实用英语:Pyrrhic victory 惨胜
Reader question:What does this sentence – Most historians agree that the battle was an
Egyptian defeat or a draw or at best a Pyrrhic victory – mean, and in particular
what is "pyrrhic victory"?
My comments:
It means the Egyptians probably lost the battle. It was perhaps a draw. At
the very best, if the Egyptians won, their own loss was so great that they could
hardly find any satisfaction in the victory.
Pyrrhic victory? You could have more or less guessed it, I think. It refers
to a victory that has come at a great cost, such a great cost, in fact, that
it's perhaps not worth fighting for. Pyrrhic, with a capitalized "P", is after
Greek king Pyrrhus (318-272), who gained such a victory against the Romans.

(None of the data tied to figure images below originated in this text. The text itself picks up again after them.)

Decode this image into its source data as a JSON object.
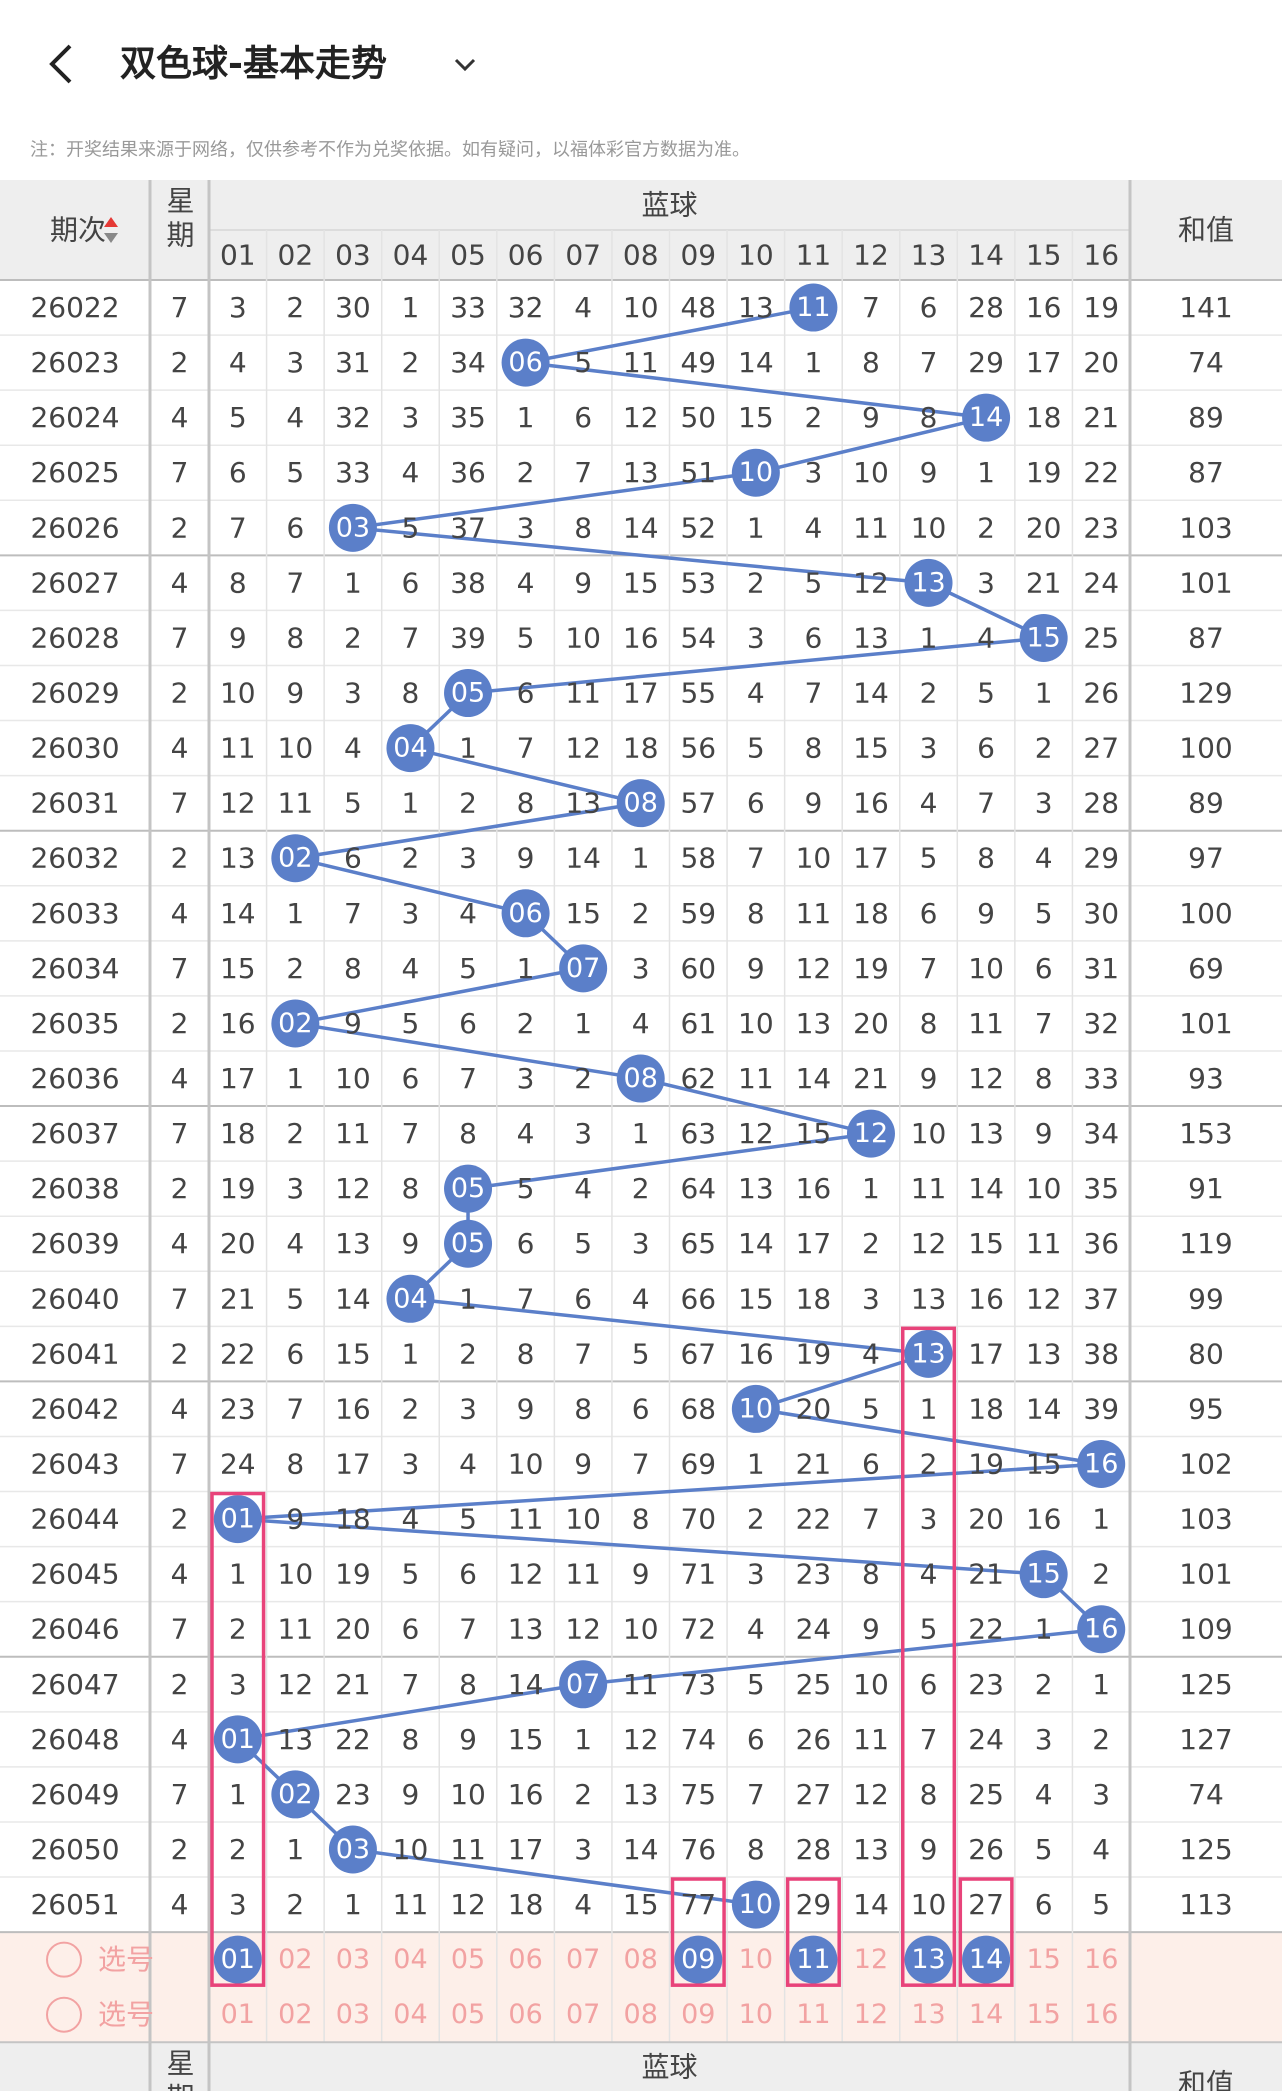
{
  "header": {
    "title": "双色球-基本走势",
    "note": "注：开奖结果来源于网络，仅供参考不作为兑奖依据。如有疑问，以福体彩官方数据为准。"
  },
  "table": {
    "period_header": "期次",
    "weekday_header": "星期",
    "blue_header": "蓝球",
    "sum_header": "和值",
    "numbers": [
      "01",
      "02",
      "03",
      "04",
      "05",
      "06",
      "07",
      "08",
      "09",
      "10",
      "11",
      "12",
      "13",
      "14",
      "15",
      "16"
    ],
    "rows": [
      {
        "period": 26022,
        "weekday": 7,
        "cells": [
          3,
          2,
          30,
          1,
          33,
          32,
          4,
          10,
          48,
          13,
          "11",
          7,
          6,
          28,
          16,
          19
        ],
        "sum": 141
      },
      {
        "period": 26023,
        "weekday": 2,
        "cells": [
          4,
          3,
          31,
          2,
          34,
          "06",
          5,
          11,
          49,
          14,
          1,
          8,
          7,
          29,
          17,
          20
        ],
        "sum": 74
      },
      {
        "period": 26024,
        "weekday": 4,
        "cells": [
          5,
          4,
          32,
          3,
          35,
          1,
          6,
          12,
          50,
          15,
          2,
          9,
          8,
          "14",
          18,
          21
        ],
        "sum": 89
      },
      {
        "period": 26025,
        "weekday": 7,
        "cells": [
          6,
          5,
          33,
          4,
          36,
          2,
          7,
          13,
          51,
          "10",
          3,
          10,
          9,
          1,
          19,
          22
        ],
        "sum": 87
      },
      {
        "period": 26026,
        "weekday": 2,
        "cells": [
          7,
          6,
          "03",
          5,
          37,
          3,
          8,
          14,
          52,
          1,
          4,
          11,
          10,
          2,
          20,
          23
        ],
        "sum": 103
      },
      {
        "period": 26027,
        "weekday": 4,
        "cells": [
          8,
          7,
          1,
          6,
          38,
          4,
          9,
          15,
          53,
          2,
          5,
          12,
          "13",
          3,
          21,
          24
        ],
        "sum": 101
      },
      {
        "period": 26028,
        "weekday": 7,
        "cells": [
          9,
          8,
          2,
          7,
          39,
          5,
          10,
          16,
          54,
          3,
          6,
          13,
          1,
          4,
          "15",
          25
        ],
        "sum": 87
      },
      {
        "period": 26029,
        "weekday": 2,
        "cells": [
          10,
          9,
          3,
          8,
          "05",
          6,
          11,
          17,
          55,
          4,
          7,
          14,
          2,
          5,
          1,
          26
        ],
        "sum": 129
      },
      {
        "period": 26030,
        "weekday": 4,
        "cells": [
          11,
          10,
          4,
          "04",
          1,
          7,
          12,
          18,
          56,
          5,
          8,
          15,
          3,
          6,
          2,
          27
        ],
        "sum": 100
      },
      {
        "period": 26031,
        "weekday": 7,
        "cells": [
          12,
          11,
          5,
          1,
          2,
          8,
          13,
          "08",
          57,
          6,
          9,
          16,
          4,
          7,
          3,
          28
        ],
        "sum": 89
      },
      {
        "period": 26032,
        "weekday": 2,
        "cells": [
          13,
          "02",
          6,
          2,
          3,
          9,
          14,
          1,
          58,
          7,
          10,
          17,
          5,
          8,
          4,
          29
        ],
        "sum": 97
      },
      {
        "period": 26033,
        "weekday": 4,
        "cells": [
          14,
          1,
          7,
          3,
          4,
          "06",
          15,
          2,
          59,
          8,
          11,
          18,
          6,
          9,
          5,
          30
        ],
        "sum": 100
      },
      {
        "period": 26034,
        "weekday": 7,
        "cells": [
          15,
          2,
          8,
          4,
          5,
          1,
          "07",
          3,
          60,
          9,
          12,
          19,
          7,
          10,
          6,
          31
        ],
        "sum": 69
      },
      {
        "period": 26035,
        "weekday": 2,
        "cells": [
          16,
          "02",
          9,
          5,
          6,
          2,
          1,
          4,
          61,
          10,
          13,
          20,
          8,
          11,
          7,
          32
        ],
        "sum": 101
      },
      {
        "period": 26036,
        "weekday": 4,
        "cells": [
          17,
          1,
          10,
          6,
          7,
          3,
          2,
          "08",
          62,
          11,
          14,
          21,
          9,
          12,
          8,
          33
        ],
        "sum": 93
      },
      {
        "period": 26037,
        "weekday": 7,
        "cells": [
          18,
          2,
          11,
          7,
          8,
          4,
          3,
          1,
          63,
          12,
          15,
          "12",
          10,
          13,
          9,
          34
        ],
        "sum": 153
      },
      {
        "period": 26038,
        "weekday": 2,
        "cells": [
          19,
          3,
          12,
          8,
          "05",
          5,
          4,
          2,
          64,
          13,
          16,
          1,
          11,
          14,
          10,
          35
        ],
        "sum": 91
      },
      {
        "period": 26039,
        "weekday": 4,
        "cells": [
          20,
          4,
          13,
          9,
          "05",
          6,
          5,
          3,
          65,
          14,
          17,
          2,
          12,
          15,
          11,
          36
        ],
        "sum": 119
      },
      {
        "period": 26040,
        "weekday": 7,
        "cells": [
          21,
          5,
          14,
          "04",
          1,
          7,
          6,
          4,
          66,
          15,
          18,
          3,
          13,
          16,
          12,
          37
        ],
        "sum": 99
      },
      {
        "period": 26041,
        "weekday": 2,
        "cells": [
          22,
          6,
          15,
          1,
          2,
          8,
          7,
          5,
          67,
          16,
          19,
          4,
          "13",
          17,
          13,
          38
        ],
        "sum": 80
      },
      {
        "period": 26042,
        "weekday": 4,
        "cells": [
          23,
          7,
          16,
          2,
          3,
          9,
          8,
          6,
          68,
          "10",
          20,
          5,
          1,
          18,
          14,
          39
        ],
        "sum": 95
      },
      {
        "period": 26043,
        "weekday": 7,
        "cells": [
          24,
          8,
          17,
          3,
          4,
          10,
          9,
          7,
          69,
          1,
          21,
          6,
          2,
          19,
          15,
          "16"
        ],
        "sum": 102
      },
      {
        "period": 26044,
        "weekday": 2,
        "cells": [
          "01",
          9,
          18,
          4,
          5,
          11,
          10,
          8,
          70,
          2,
          22,
          7,
          3,
          20,
          16,
          1
        ],
        "sum": 103
      },
      {
        "period": 26045,
        "weekday": 4,
        "cells": [
          1,
          10,
          19,
          5,
          6,
          12,
          11,
          9,
          71,
          3,
          23,
          8,
          4,
          21,
          "15",
          2
        ],
        "sum": 101
      },
      {
        "period": 26046,
        "weekday": 7,
        "cells": [
          2,
          11,
          20,
          6,
          7,
          13,
          12,
          10,
          72,
          4,
          24,
          9,
          5,
          22,
          1,
          "16"
        ],
        "sum": 109
      },
      {
        "period": 26047,
        "weekday": 2,
        "cells": [
          3,
          12,
          21,
          7,
          8,
          14,
          "07",
          11,
          73,
          5,
          25,
          10,
          6,
          23,
          2,
          1
        ],
        "sum": 125
      },
      {
        "period": 26048,
        "weekday": 4,
        "cells": [
          "01",
          13,
          22,
          8,
          9,
          15,
          1,
          12,
          74,
          6,
          26,
          11,
          7,
          24,
          3,
          2
        ],
        "sum": 127
      },
      {
        "period": 26049,
        "weekday": 7,
        "cells": [
          1,
          "02",
          23,
          9,
          10,
          16,
          2,
          13,
          75,
          7,
          27,
          12,
          8,
          25,
          4,
          3
        ],
        "sum": 74
      },
      {
        "period": 26050,
        "weekday": 2,
        "cells": [
          2,
          1,
          "03",
          10,
          11,
          17,
          3,
          14,
          76,
          8,
          28,
          13,
          9,
          26,
          5,
          4
        ],
        "sum": 125
      },
      {
        "period": 26051,
        "weekday": 4,
        "cells": [
          3,
          2,
          1,
          11,
          12,
          18,
          4,
          15,
          77,
          "10",
          29,
          14,
          10,
          27,
          6,
          5
        ],
        "sum": 113
      }
    ],
    "select_label": "选号",
    "selected": [
      true,
      false,
      false,
      false,
      false,
      false,
      false,
      false,
      true,
      false,
      true,
      false,
      true,
      true,
      false,
      false
    ]
  }
}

Pyrrhus had lost so many men in the battle that when people came to congratulate
him for the victory, Pyrrhus said to them: "One more such victory and Pyrrhus is
undone."
Hence, Pyrrhic victory.
Having grasped its origin, I hope you'll find this phrase easy to remember.
And having learned its story, you'll be able to put Pyrrhic victory into use in
the right situations. While we're at it, talking about victory, we might as well
touch upon two other kinds of victories for the sake of comparison. One is
Cadmean victory, the other moral victory. Cadmean is also Greek in origin. A
Cadmean victory is one that has come at ruinous costs to both sides. A moral
victory, on the other hand, refers to a situation in which you feel you do the
right things and your beliefs are right even though you do not win the game,
battle or argument.
Well, in short, all three of these victories we'd probably do better
without.
Here are two media examples of Pyrrhic victory.
1. In short, the Hong Kong government might have won this particular battle
against the speculators, just as the Malaysians reckon they have done. But with
both administrations' credibility hugely damaged as a result, these are Pyrrhic
victories that they may come to rue.
- "Market intervention: Fashionable", The Economist, September 5, 1998.
2. After intense and wearying discussions that came close to breakdown on
more than one occasion, European leaders, thanks mainly to the efforts of German
Chancellor Angela Merkel and Luxemburg's Jean-Claude Juncker, snatched victory
from the jaws of defeat to reach agreement over a reform treaty in the early
hours of June 23.
But it was a pyrrhic victory. The document that emerged from Brussels
appeared to reject the ideals of a strong and unified European Union as
envisioned by statesmen like Francois Mitterrand or Helmut Kohl and was instead
a watered down, dismembered, and completely illegible version of the defunct EU
constitutional project.
- Pyrrhic victory for EU at Brussels summit, The Hindu, July 12, 2007.